What Exactly Is Probate?
Probate is the process that occurs after someone passes away in order to settle the debts and assets of the estate. Probate laws vary from state to state, but there are some general consistencies to the process no matter where the property is located. If the decident owned a home or other property, you will likely be required to go through the probate process. Typically, if there is a will in place an executor of the estate will already be assigned. However, if that’s not the case a judge will typically need to assign an executor to act on behalf of the estate.
Proving that the Will is Valid
When someone passes, the executor will need to notify the local courts to open a probate case. It is required at that time that the will be provided,along with documentation proving that it is valid. In order to have a valid will, they will look that it includes the intent, the person was 18 years or older when signed, the date of signing, and that two witnesses were present to observe the signature. The will needs to be created voluntarily, by someone who is of sound mind to do so in order to be considered legal with the courts.
Notification to Heirs and Creditors
The executor of the estate will need to notify all creditors and potential heirs that you are opening a probate case. In some cases, it’s required to put notice in the local paper. The executor must pay off all debts of the decedent provided that there are means to do so through what is owned by the estate. This includes selling real estate in order to pay off a debt. Unfortunately taxes also need to be paid before any proceeds are recognized by the estate. It’s required to file tax returns for the deceased and pay any inheritance taxes that are due.
Inventory will need to be taken
In addition to real estate, the courts will need to know about other investments such as stocks, bonds, cards, deeds, bank accounts, or any other high-value items. These items will be taken into account when paying off debts from entitled creditors as well as when assets are distributed between beneficiaries. For this part of the process, it is a good idea to work with a probate attorney to ensure everything is properly discovered and accurately recorded.
The Process Can Be Time Consuming
Unfortunately, if you’re the executor of the estate this can be very time consuming. You’ll be in charge of the required paperwork, coordination of various activities and even attending court hearings if required. Because of this, the executor can be entitled to collect compensation for this work. It’s best to check with your estate attorney to determine the amount allowed. Having a will puts a plan in place leaving little to be decided by the courts. Some probate cases can be wrapped up in a matter of months, while others can take a couple of years to be completed. If you have the luxury of having everything together ahead of time, it will make the process go much more smoothly.

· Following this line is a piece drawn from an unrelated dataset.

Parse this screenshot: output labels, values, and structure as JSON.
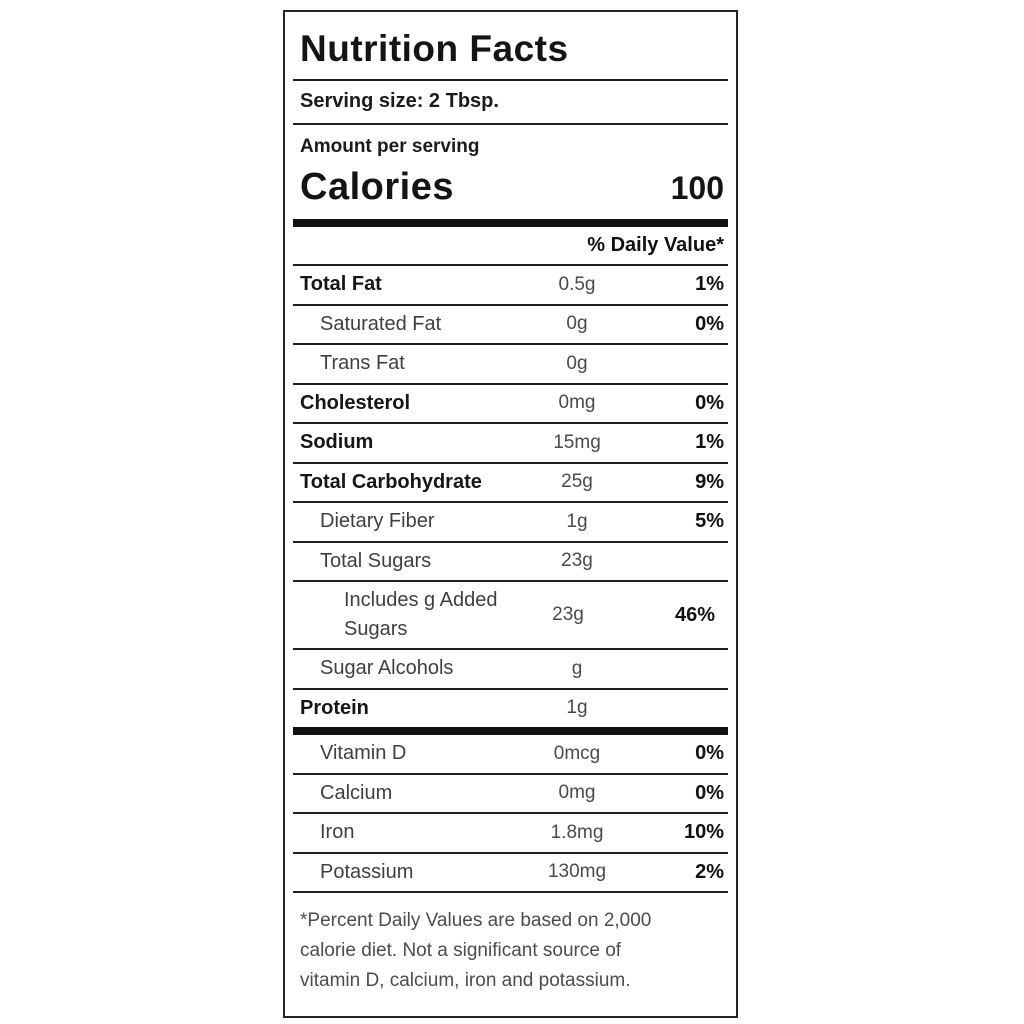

You Can Sell The Property While In Probate
A quick and easy solution for a house in probate is to simply sell it. If the estate is intestate, meaning no will is present, the house will need to be sold through the probate courts, which is a highly regulated process. There are court fees and specific processes that must be followed. These processes vary from state to state.
That said, if an estate is testate, (i.e. there is a will in place) the executor will be able to petition the courts to sell the house on their own. This is ideal for those who want to avoid court costs while retaining more control of the process. For those who want to save even more money, quickly selling your inherited property to a professional buyer who is familiar with the probate process may be the best way to go. When you work with We Buy Lancaster Houses, you won’t have any of the expenses you will likely incur when working with a Lancaster real estate agent. For example, you won’t be faced with commissions, repair costs, or marketing expenses.
In some cases, heirs can be surprised by property left to them in a will. They may not want to keep it or be financially prepared to do so. When the latter is the case, spending money on repairs, upgrades, and other listing costs will likely be out of the question. By selling their inherited Lancaster house directly, they’ll be able to quickly sell, pay off debts and divide the sale proceeds amongst the heirs as laid out by the court.
Before you think about selling your inherited property in Lancaster, make sure you have the authority to do so.